Georgia investigation into 2020 election could be fatal to Trump

A Georgia investigation into the 2020 election could be be fatal to Trump


If the search of his residence by the FBI and the public hearings of the congressional inquiry into the storming of the Capitol have intensified the pressure on Donald Trump, it is the investigation in the American state of Georgia that could cause his downfall, experts say.

The investigation into the former president's attempts to reverse the result of the 2020 presidential election in this southern state is closely scrutinized in the political sphere, especially as he flirts more and more openly with the idea of ​​a new candidacy in 2024.

After his defeat, Donald Trump – who lost Georgia by a hair's breadth to Joe Biden – immediately denounced electoral fraud. Despite three new counts, no evidence of major fraud was found and his team's complaints were dismissed.

But the 76-year-old Republican had asked Georgia Secretary of State Brad Raffensperger to “find” 12,000 ballots in his favor to overturn the outcome of the vote in a publicized phone call.

In a memo published in October 2021, lawyers from the Brookings Institution think tank believed that there was “a significant risk of prosecution” for the billionaire in this key state.

Fani Willis, District Attorney of Fulton, which includes Atlanta, appointed a grand jury in May to determine whether there was enough evidence to prosecute Donald Trump.

“Legal Risk”

At the end of this long investigation, the ex-president could be charged with charges related to electoral fraud and interference, according to legal experts.

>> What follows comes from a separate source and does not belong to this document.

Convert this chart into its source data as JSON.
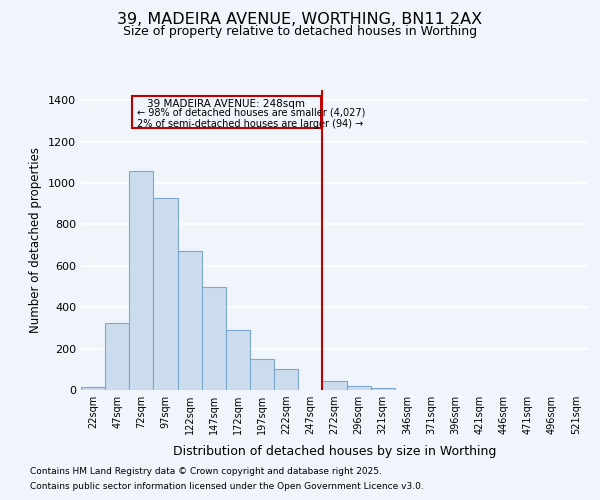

Mr. Trump, who denies any wrongdoing, could also be prosecuted under a law usually used to bring down members of the mafia.

Fani Willis has already managed to collect testimonies from figures in the circle close to the former real estate magnate, in particular his ex-personal lawyer Rudy Giuliani, who himself is the subject of a criminal investigation.

A judge has also demanded that the Republican Governor of Georgia Brian Kemp, castigated by Donald Trump for having certified the victory of Joe Biden in the presidential election, testify in turn after the legislative elections of November 2022.

< p>Brad Raffensperger and Georgia Attorney General Chris Carr, who was also pressured by the ex-president, have already been heard by the grand jury.

Donald Trump's former chief of staff, Mark Meadows, is himself in the crosshairs of justice, as is Republican Senator Lindsey Graham, a close ally of the former president, accused of having suggested not to take into account counts mail-in ballots in Georgia, which he denies.

“The fact that Fani Willis is seeking testimony from others close to Donald Trump, including Mark Meadows, shows the seriousness of this investigation, and how worried Trump should be about the risk of prosecution,” tweeted Noah Bookbinder, chairman of the group. anti-corruption Citizens for Responsibility and Ethics in Washington.

A list of prominent witnesses does not guarantee that the lawsuits will have a solid foundation, nuance however Kevin O'Brien, lawyer and former federal prosecutor in New York.

“Great Threat”

State attorneys generally have less expertise in these kinds of cases than the Department of Justice and could opt for “a wait-and-see approach,” O'Brien continues.

“So far, Donald Trump has managed to evade all responsibility for his actions, whether in Georgia or elsewhere,” he adds.

But for some specialists, the investigation into Georgia is different than the Department of Justice and would have a better chance of resulting in an indictment.

For David French, a conservative political analyst, Georgia is the main risk of legal action for the former president.

“Let's say he's the sheriff of a small town and he calls an official in charge of overseeing the county election and says, 'I need 50 more votes. , otherwise you risk ending up in prison,'” Donald Trump would probably have already been charged, he explained in his podcast The Fifth Column.

“But this is the former president of the United States. Indicting him is a really big deal. And I don't know if it's going to happen but, in my opinion, Georgia has always been the biggest threat to him,” he continued.